A Agência Nacional de Transportes Terrestres (ANTT) fez um alerta às empresas privadas que vêm operando as ferrovias federais: ou essas concessionárias passam a utilizar a explorar integralmente os trechos que estão sob seu controle ou o governo poderá retomá-los e submetê-los a um novo leilão.


Segundo o diretor-geral da ANTT, Bernardo Figueiredo, hoje dois terços da malha concedida do País (cerca de 20 mil quilômetros) são subutilizados. Se for o caso de desativar, desativa-se. Se precisar modernizar, modernizaremos e concederemos de novo. O que não é tolerável é ter grande parte da malha, quase dois terços, concedidos e não explorados, afirmou.


Figueiredo disse que até o fim do ano deverá ser feita uma reformulação no critério usado pela agência para medir o nível de utilização das redes concedidas.

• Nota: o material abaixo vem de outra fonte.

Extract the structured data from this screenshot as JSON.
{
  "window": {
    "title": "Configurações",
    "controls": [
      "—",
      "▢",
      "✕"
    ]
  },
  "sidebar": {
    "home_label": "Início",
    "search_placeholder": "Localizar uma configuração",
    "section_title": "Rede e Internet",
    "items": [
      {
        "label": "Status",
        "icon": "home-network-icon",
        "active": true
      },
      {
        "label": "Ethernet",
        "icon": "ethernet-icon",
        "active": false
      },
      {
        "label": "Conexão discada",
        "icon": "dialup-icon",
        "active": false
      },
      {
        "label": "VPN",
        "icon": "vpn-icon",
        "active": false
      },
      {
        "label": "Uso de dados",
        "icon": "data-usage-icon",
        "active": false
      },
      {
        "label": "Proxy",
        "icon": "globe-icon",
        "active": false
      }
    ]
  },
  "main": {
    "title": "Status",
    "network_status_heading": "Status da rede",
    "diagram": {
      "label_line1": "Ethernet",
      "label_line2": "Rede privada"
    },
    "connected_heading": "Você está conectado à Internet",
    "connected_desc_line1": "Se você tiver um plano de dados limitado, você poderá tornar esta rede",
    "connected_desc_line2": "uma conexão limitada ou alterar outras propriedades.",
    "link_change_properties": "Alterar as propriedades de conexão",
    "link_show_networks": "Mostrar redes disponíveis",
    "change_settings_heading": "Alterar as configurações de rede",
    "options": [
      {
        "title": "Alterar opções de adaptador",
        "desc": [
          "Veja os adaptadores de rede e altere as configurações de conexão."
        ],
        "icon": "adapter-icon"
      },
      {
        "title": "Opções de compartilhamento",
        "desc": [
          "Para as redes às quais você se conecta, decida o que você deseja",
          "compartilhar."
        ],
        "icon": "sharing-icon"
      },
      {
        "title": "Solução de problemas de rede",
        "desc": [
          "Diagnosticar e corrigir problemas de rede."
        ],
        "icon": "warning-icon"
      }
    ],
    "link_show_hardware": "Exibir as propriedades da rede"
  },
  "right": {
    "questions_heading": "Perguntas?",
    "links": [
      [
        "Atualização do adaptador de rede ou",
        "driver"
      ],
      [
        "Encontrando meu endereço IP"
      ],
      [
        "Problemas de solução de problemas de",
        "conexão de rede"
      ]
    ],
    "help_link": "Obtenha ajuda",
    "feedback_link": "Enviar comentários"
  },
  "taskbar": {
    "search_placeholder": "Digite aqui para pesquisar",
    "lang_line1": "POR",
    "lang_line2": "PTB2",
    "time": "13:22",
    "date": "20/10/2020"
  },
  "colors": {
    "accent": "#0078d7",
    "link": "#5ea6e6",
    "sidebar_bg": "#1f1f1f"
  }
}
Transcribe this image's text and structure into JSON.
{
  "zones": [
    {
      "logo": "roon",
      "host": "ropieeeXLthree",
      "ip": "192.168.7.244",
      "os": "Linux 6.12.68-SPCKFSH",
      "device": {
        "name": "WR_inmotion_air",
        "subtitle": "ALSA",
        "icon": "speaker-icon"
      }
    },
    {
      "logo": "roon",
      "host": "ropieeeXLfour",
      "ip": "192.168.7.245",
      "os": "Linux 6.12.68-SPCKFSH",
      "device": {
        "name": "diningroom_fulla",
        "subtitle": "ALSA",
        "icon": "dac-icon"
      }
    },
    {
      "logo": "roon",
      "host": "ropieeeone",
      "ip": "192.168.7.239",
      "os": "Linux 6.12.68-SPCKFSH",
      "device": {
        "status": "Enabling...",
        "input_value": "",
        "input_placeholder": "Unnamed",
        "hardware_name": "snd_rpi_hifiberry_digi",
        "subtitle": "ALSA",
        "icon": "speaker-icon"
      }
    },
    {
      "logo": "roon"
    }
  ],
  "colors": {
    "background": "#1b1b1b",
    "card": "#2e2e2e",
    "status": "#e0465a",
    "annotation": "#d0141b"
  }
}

Hoje temos metas gerais de produção (que medem a quantidade de carga transportada) para as malhas sob concessão. Em alguns casos, essa meta é atingida em apenas um segmento de uma determinada malha, enquanto o resto fica abandonado. Embora do ponto de vista do contrato isso seja possível, não é conveniente do ponto de vista do interesse público, disse.


Figueiredo diz que, apesar de falar em metas de produção, os contratos não dizem como elas são fixadas. Assim, disse ele, o que a agência está estudando é a possibilidade de definir metas diferenciadas para cada trecho das malhas concedidas à iniciativa privada, no lugar de apenas uma meta geral para cada rede.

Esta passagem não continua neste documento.